A dedicated soccer fan, Darryl has also fought racism and homophobia in soccer in the stands.

He was a Spurs season ticket holder for 30 years and has played a major role in helping football become more accepting of the gay community, joining support groups for LGBTQ+ fans and helping to establish the Proud Lilywhite fan group in the Spurs.

"London had started to change and Londoners were coming from other cities across the UK because they could be open and open about it," says Darryl.

"I had friends in high places in the Conservative Party who came out, and then MPs started coming out, which was very important because they became role models for others.

"Now almost everyone has a friend or relative who they know is gay, but it wasn't like that before. That has really helped everything."

"In terms of racism, we still have a way to go.

โ€œThere is still racism, sometimes from immigrants who settled here and we have to work on that. There has been a great change, but we have setbacks.

"When people go back to the 1950s, it was repressive. A lot of people were committing suicide because they were gay and repressed and, in terms of race, it was a very monocultural and boring country."

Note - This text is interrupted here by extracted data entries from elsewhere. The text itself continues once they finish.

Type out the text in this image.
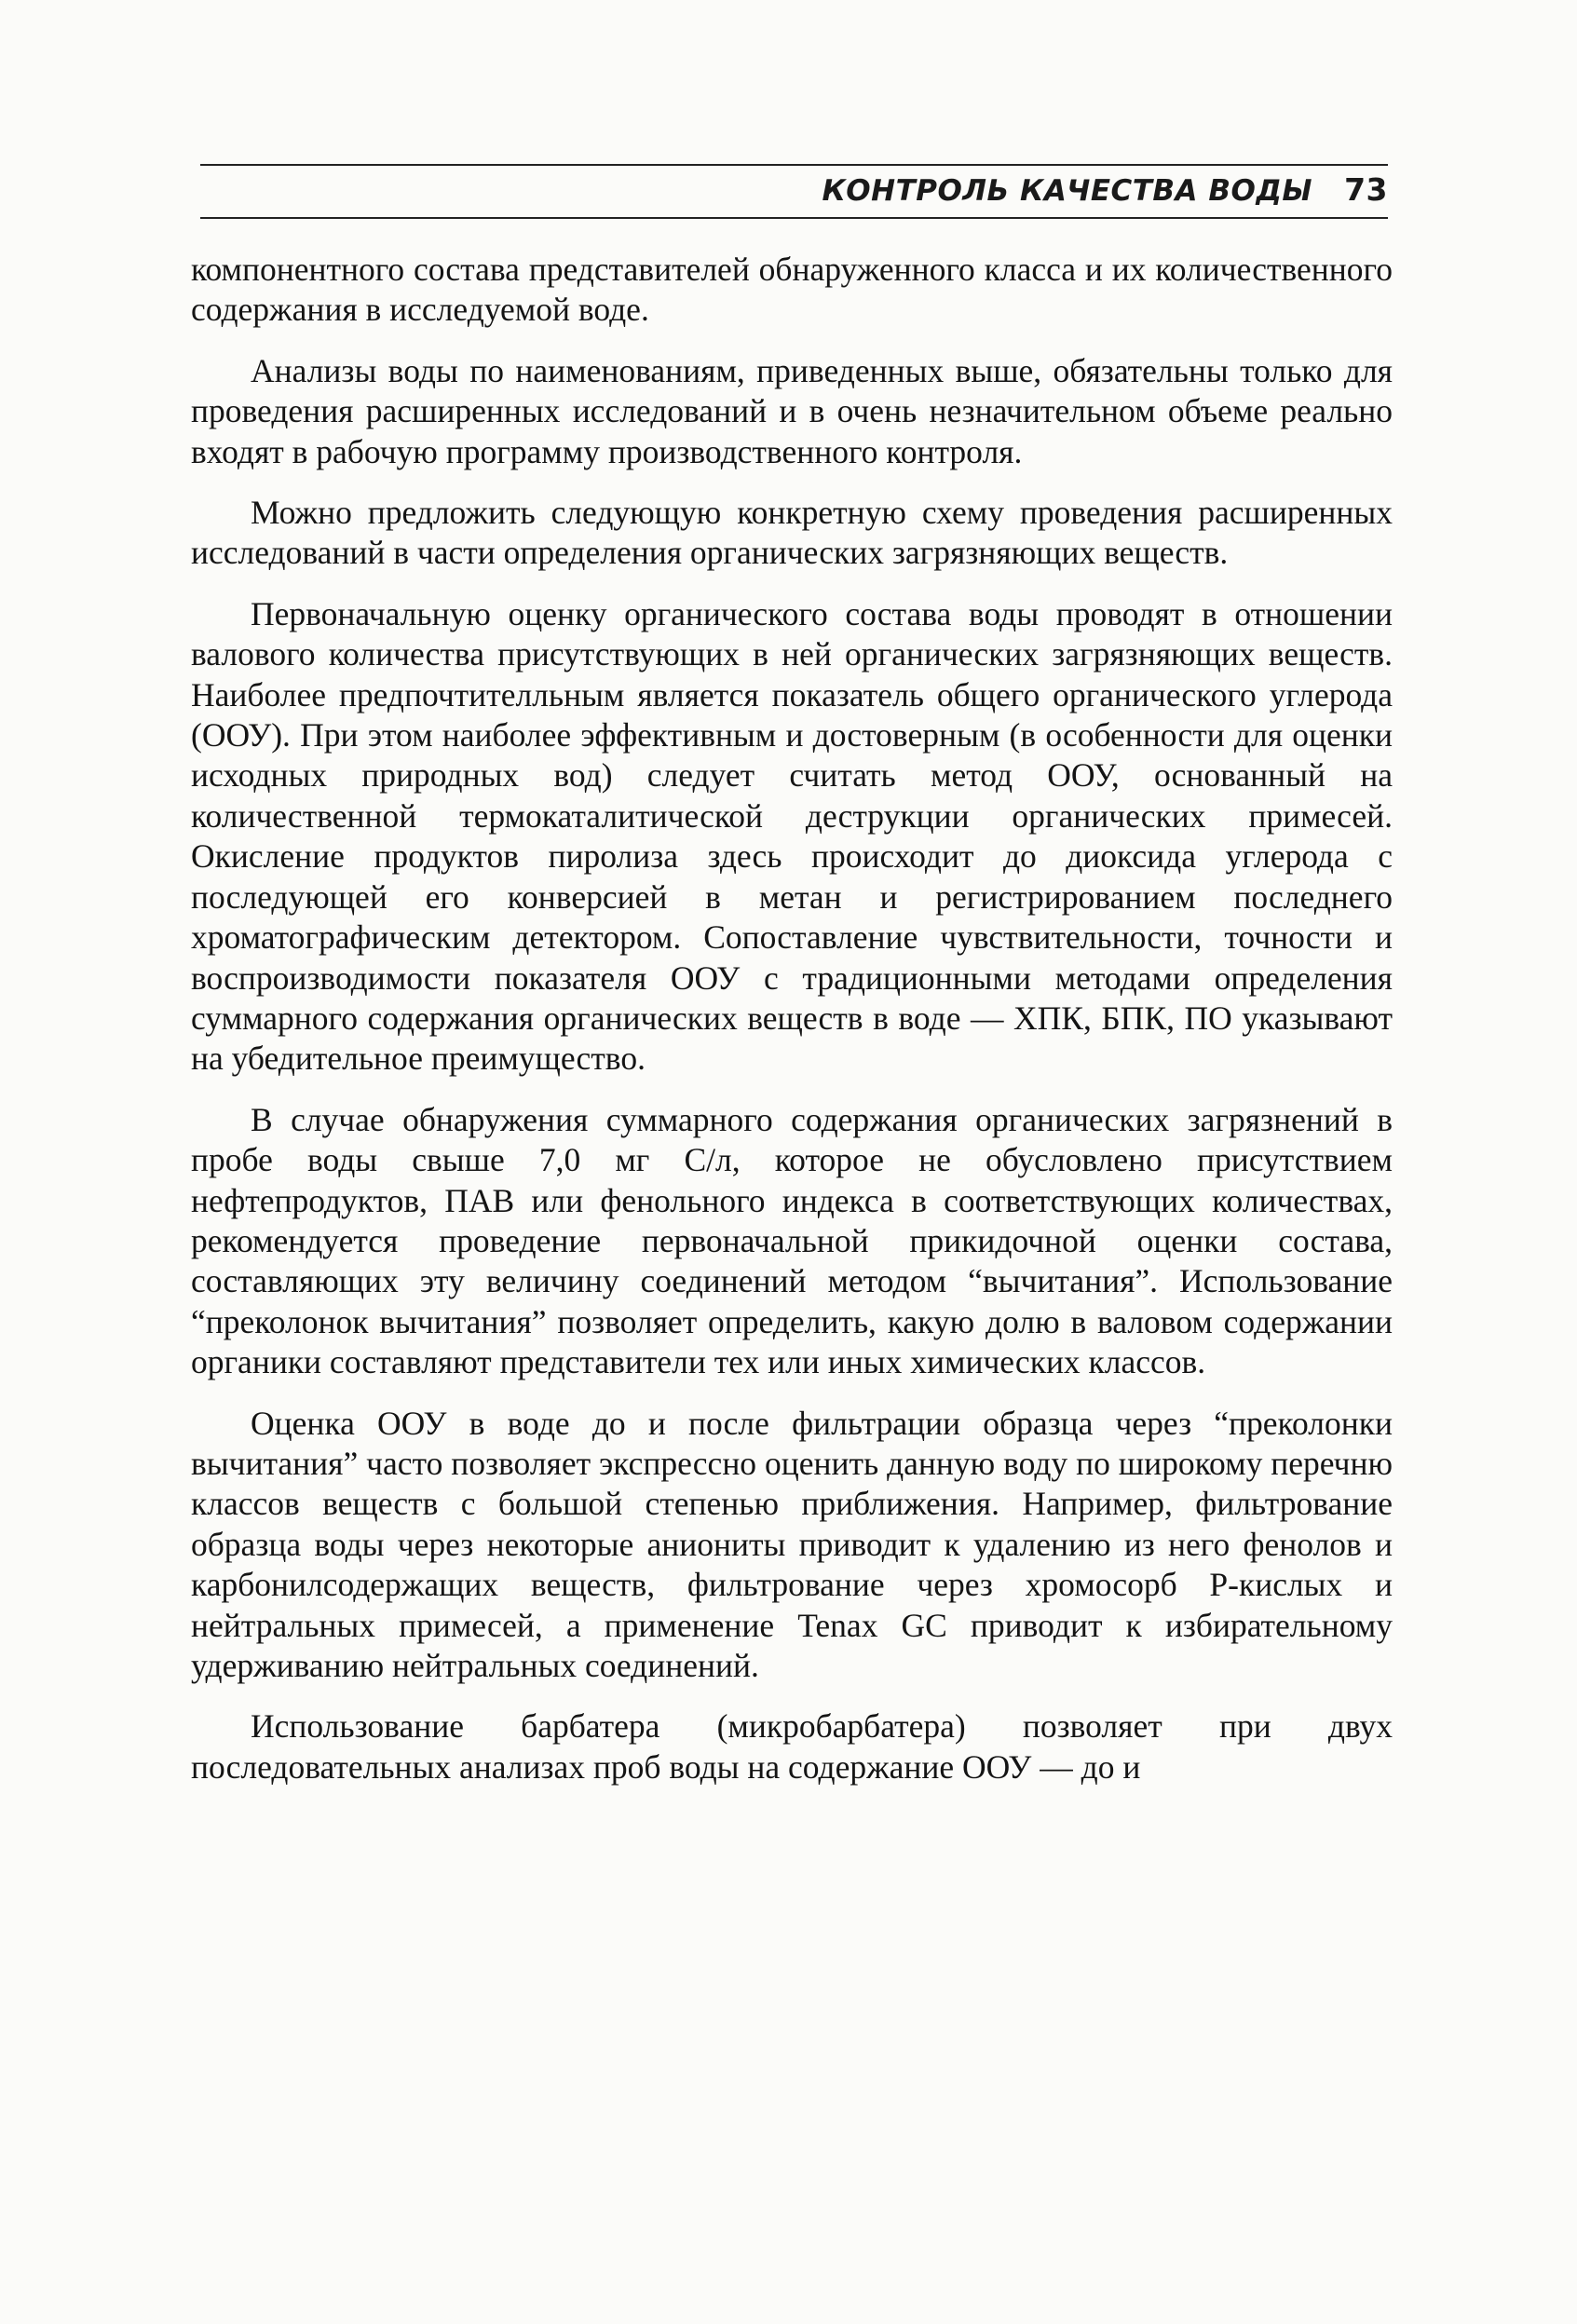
КОНТРОЛЬ КАЧЕСТВА ВОДЫ 73

компонентного состава представителей обнаруженного класса и их количественного содержания в исследуемой воде.

Анализы воды по наименованиям, приведенных выше, обязательны только для проведения расширенных исследований и в очень незначительном объеме реально входят в рабочую программу производственного контроля.

Можно предложить следующую конкретную схему проведения расширенных исследований в части определения органических загрязняющих веществ.

Первоначальную оценку органического состава воды проводят в отношении валового количества присутствующих в ней органических загрязняющих веществ. Наиболее предпочтителльным является показатель общего органического углерода (ООУ). При этом наиболее эффективным и достоверным (в особенности для оценки исходных природных вод) следует считать метод ООУ, основанный на количественной термокаталитической деструкции органических примесей. Окисление продуктов пиролиза здесь происходит до диоксида углерода с последующей его конверсией в метан и регистрированием последнего хроматографическим детектором. Сопоставление чувствительности, точности и воспроизводимости показателя ООУ с традиционными методами определения суммарного содержания органических веществ в воде — ХПК, БПК, ПО указывают на убедительное преимущество.

В случае обнаружения суммарного содержания органических загрязнений в пробе воды свыше 7,0 мг С/л, которое не обусловлено присутствием нефтепродуктов, ПАВ или фенольного индекса в соответствующих количествах, рекомендуется проведение первоначальной прикидочной оценки состава, составляющих эту величину соединений методом “вычитания”. Использование “преколонок вычитания” позволяет определить, какую долю в валовом содержании органики составляют представители тех или иных химических классов.

Оценка ООУ в воде до и после фильтрации образца через “преколонки вычитания” часто позволяет экспрессно оценить данную воду по широкому перечню классов веществ с большой степенью приближения. Например, фильтрование образца воды через некоторые аниониты приводит к удалению из него фенолов и карбонилсодержащих веществ, фильтрование через хромосорб Р-кислых и нейтральных примесей, а применение Tenax GC приводит к избирательному удерживанию нейтральных соединений.

Использование барбатера (микробарбатера) позволяет при двух последовательных анализах проб воды на содержание ООУ — до и
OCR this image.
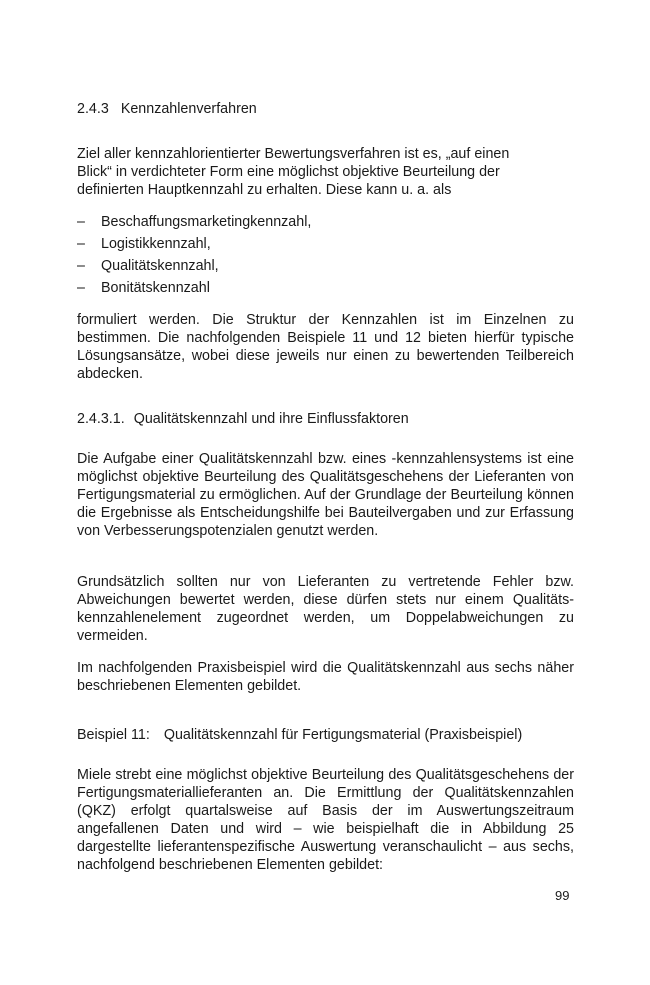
2.4.3 Kennzahlenverfahren

Ziel aller kennzahlorientierter Bewertungsverfahren ist es, „auf einen Blick“ in verdichteter Form eine möglichst objektive Beurteilung der definierten Hauptkennzahl zu erhalten. Diese kann u. a. als

– Beschaffungsmarketingkennzahl,
– Logistikkennzahl,
– Qualitätskennzahl,
– Bonitätskennzahl

formuliert werden. Die Struktur der Kennzahlen ist im Einzelnen zu bestimmen. Die nachfolgenden Beispiele 11 und 12 bieten hierfür typische Lösungsansätze, wobei diese jeweils nur einen zu bewertenden Teilbereich abdecken.

2.4.3.1. Qualitätskennzahl und ihre Einflussfaktoren

Die Aufgabe einer Qualitätskennzahl bzw. eines -kennzahlensystems ist eine möglichst objektive Beurteilung des Qualitätsgeschehens der Lieferanten von Fertigungsmaterial zu ermöglichen. Auf der Grundlage der Beurteilung können die Ergebnisse als Entscheidungshilfe bei Bauteilvergaben und zur Erfassung von Verbesserungspotenzialen genutzt werden.

Grundsätzlich sollten nur von Lieferanten zu vertretende Fehler bzw. Abweichungen bewertet werden, diese dürfen stets nur einem Qualitätskennzahlenelement zugeordnet werden, um Doppelabweichungen zu vermeiden.

Im nachfolgenden Praxisbeispiel wird die Qualitätskennzahl aus sechs näher beschriebenen Elementen gebildet.

Beispiel 11: Qualitätskennzahl für Fertigungsmaterial (Praxisbeispiel)

Miele strebt eine möglichst objektive Beurteilung des Qualitätsgeschehens der Fertigungsmateriallieferanten an. Die Ermittlung der Qualitätskennzahlen (QKZ) erfolgt quartalsweise auf Basis der im Auswertungszeitraum angefallenen Daten und wird – wie beispielhaft die in Abbildung 25 dargestellte lieferantenspezifische Auswertung veranschaulicht – aus sechs, nachfolgend beschriebenen Elementen gebildet:

99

These days, Darryl is back on trial, but he still goes to schools to talk to kids, saying he's full of hope for the future and how kids are so aware of issues like race and gender. gender conformity.

One thing he says that makes him laugh is the fact that when he got a DNA test it showed that one side of his family had William the Conqueror as his 29th great-grandfather.

"I always think that's one to say to racists," he says. "That despite all the hate, we're all basically the same."

darryl's book "We're Queer and We Should Be Here" tells the story of his journey as a gay football fan and is available from a wide variety of booksellers.